No vídeo de demonstração oficial, o motorista do GD01 fica sentado em uma cabine embutida no tronco do robô. O equipamento consegue caminhar com passadas humanas e usar as mãos para derrubar uma parede de tijolos; em seguida, conclui a reorganização do chassi e muda para o modo de escalada quadrúpede. Esse mecanismo de transformação mostra, para o mundo, a capacidade de integração tecnológica da Unitree em projeto mecânico e controle de movimento.

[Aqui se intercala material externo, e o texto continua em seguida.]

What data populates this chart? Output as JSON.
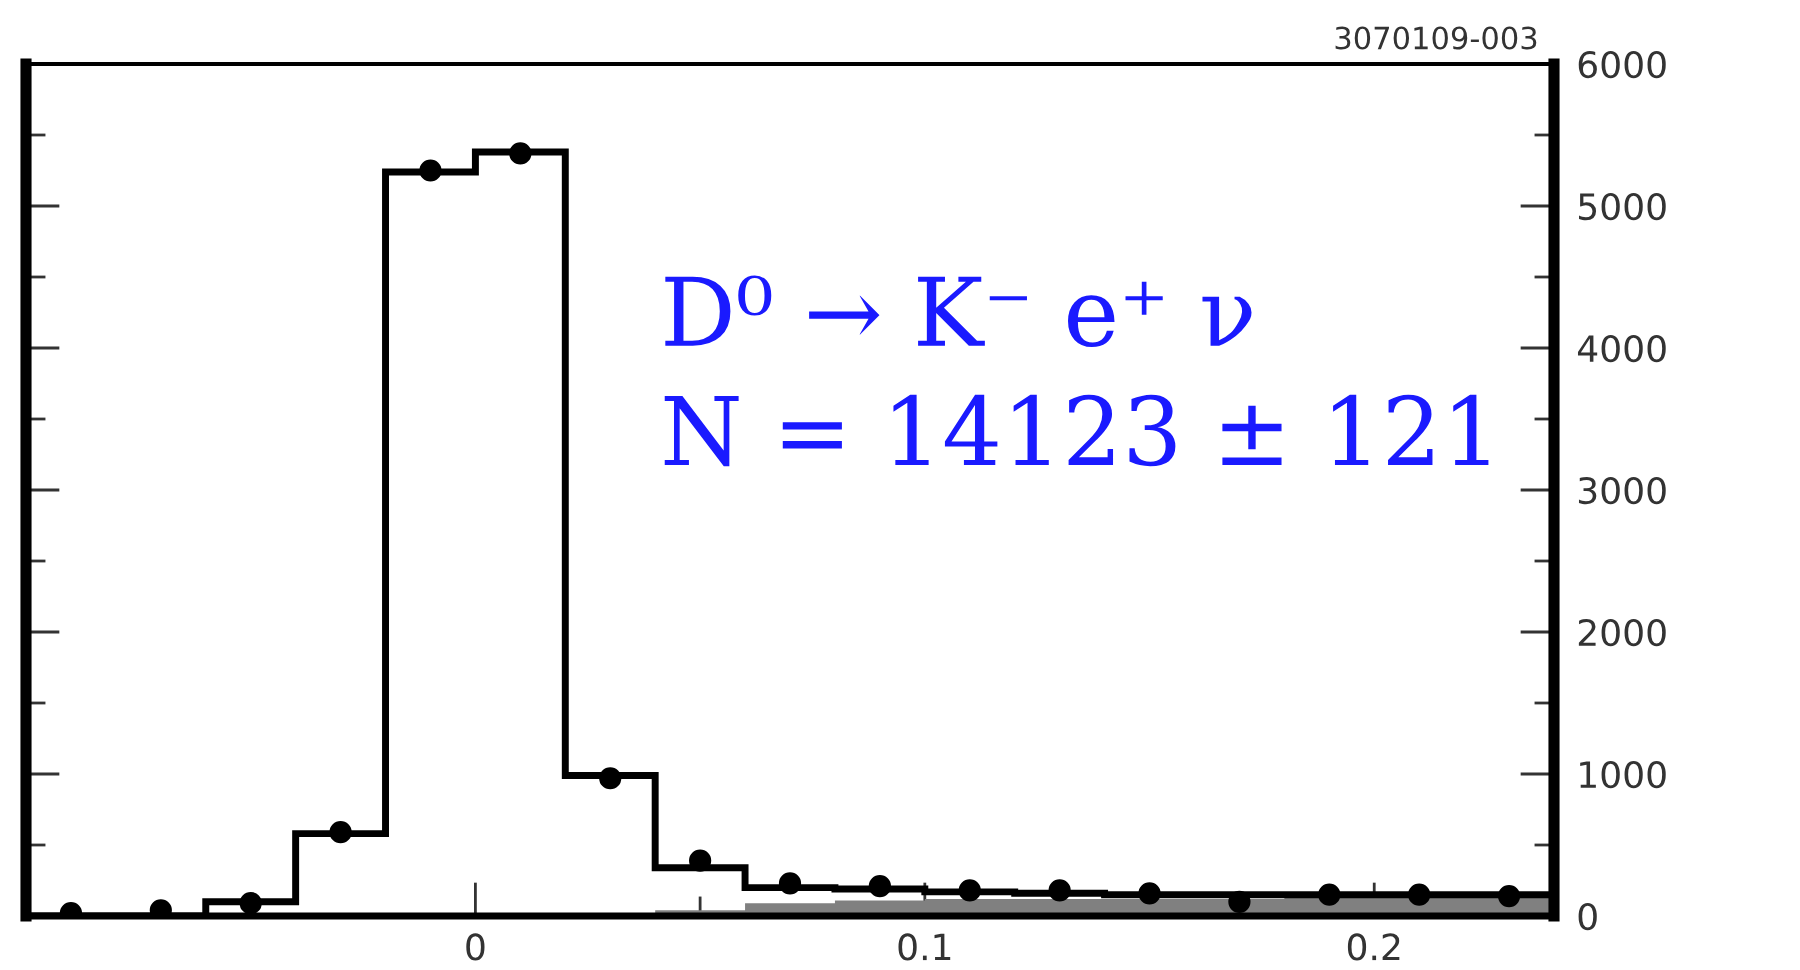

Capacidade de produção em escala e posição no mercado: China responde por quase 90% das vendas globais de robôs humanoides
O lançamento do GD01 é uma extensão adicional da Unitree sobre sua linha de produtos já forte. De acordo com dados da instituição de pesquisa Omdia, em 2025 empresas chinesas ficaram com cerca de 90% das vendas globais de robôs humanoides, e a Unitree teve um volume de remessas de mais de 5.500 unidades no ano passado, figurando entre os primeiros colocados entre seus pares no mundo.
Em comparação com concorrentes dos EUA, os fabricantes chineses mantêm a vantagem nesta onda de robótica graças a custos de produção mais baixos e uma velocidade maior de produção em escala.
Além do hardware: concorrentes como AgiBot avançam pelo “cérebro”
Enquanto a Unitree continua ampliando os limites do hardware, outra startup chinesa de robôs humanoides, AgiBot (智元機器人), escolheu avançar a partir do lado do software. Em abril, a AgiBot lançou o Genie Envisioner World Simulator 2.0 (GE-Sim 2.0), tentando elevar o “modelo de mundo (World Model)” — que antes era apenas uma ferramenta para entender o ambiente — para um simulador virtual capaz de treinar e otimizar robôs diretamente.
A principal inovação do GE-Sim 2.0 é incorporar “ação (Action)” às variáveis centrais do modelo, formando um ciclo completo de “estado → ação → evolução do estado”. Com isso, o robô passa a realizar tentativas ativas e otimização autônoma no ambiente virtual, sem depender de caros e difíceis de escalar conjuntos de dados de treinamento do mundo real. O sistema atualmente já consegue gerar vídeos estáveis em escala de minutos e traz um módulo embutido de avaliação automática de tarefas, permitindo que o fluxo de aprendizado por reforço opere de forma autônoma.
(A AgiBot GE-Sim 2.0: usa World Model para gerar o mundo; o rival da Unitree empurra robôs humanoides para uma evolução autônoma)
No entanto, o presidente da TSMC, Wei Zhejia, já havia indicado publicamente antes que fazer robôs “pular e se mover” na China é só para parecer bonito; o ponto-chave ainda está no “cérebro” do robô. E, no momento, os chips que alimentam esses cérebros ainda dependem em grande medida de fornecedores externos como a Nvidia, além de 95% serem fabricados pela TSMC.
Em outras palavras, independentemente de como a Unitree ou a AgiBot rompam em hardware e software, a lacuna na cadeia de suprimentos de chips e poder computacional continua sendo um gargalo que a indústria chinesa de robôs não consegue contornar.
(Visita a laboratórios de IA na China: pesquisadores revelam que a “lacuna de chips e dados” é a chave da diferença entre China e EUA)
Do hardware ao cérebro: a corrida de robôs entre China e EUA segue se intensificando
A Unitree, ao apresentar um mecha carregável que “se transforma”, sinaliza um alto nível de domínio técnico em transformação; a AgiBot, por sua vez, ao remodelar a forma de aprendizado de robôs com modelo de mundo, desenha — em conjunto e sem diferenças — o caminho de desenvolvimento de uma evolução paralela na China: “escala do hardware” e “inteligência via IA”.
À medida que os robôs humanoides saem do laboratório e passam para a produção em escala, e deixam a fábrica para chegar às ruas, esta corrida de robótica com foco em China e EUA está reescrevendo o mapa tecnológico a uma velocidade sem precedentes.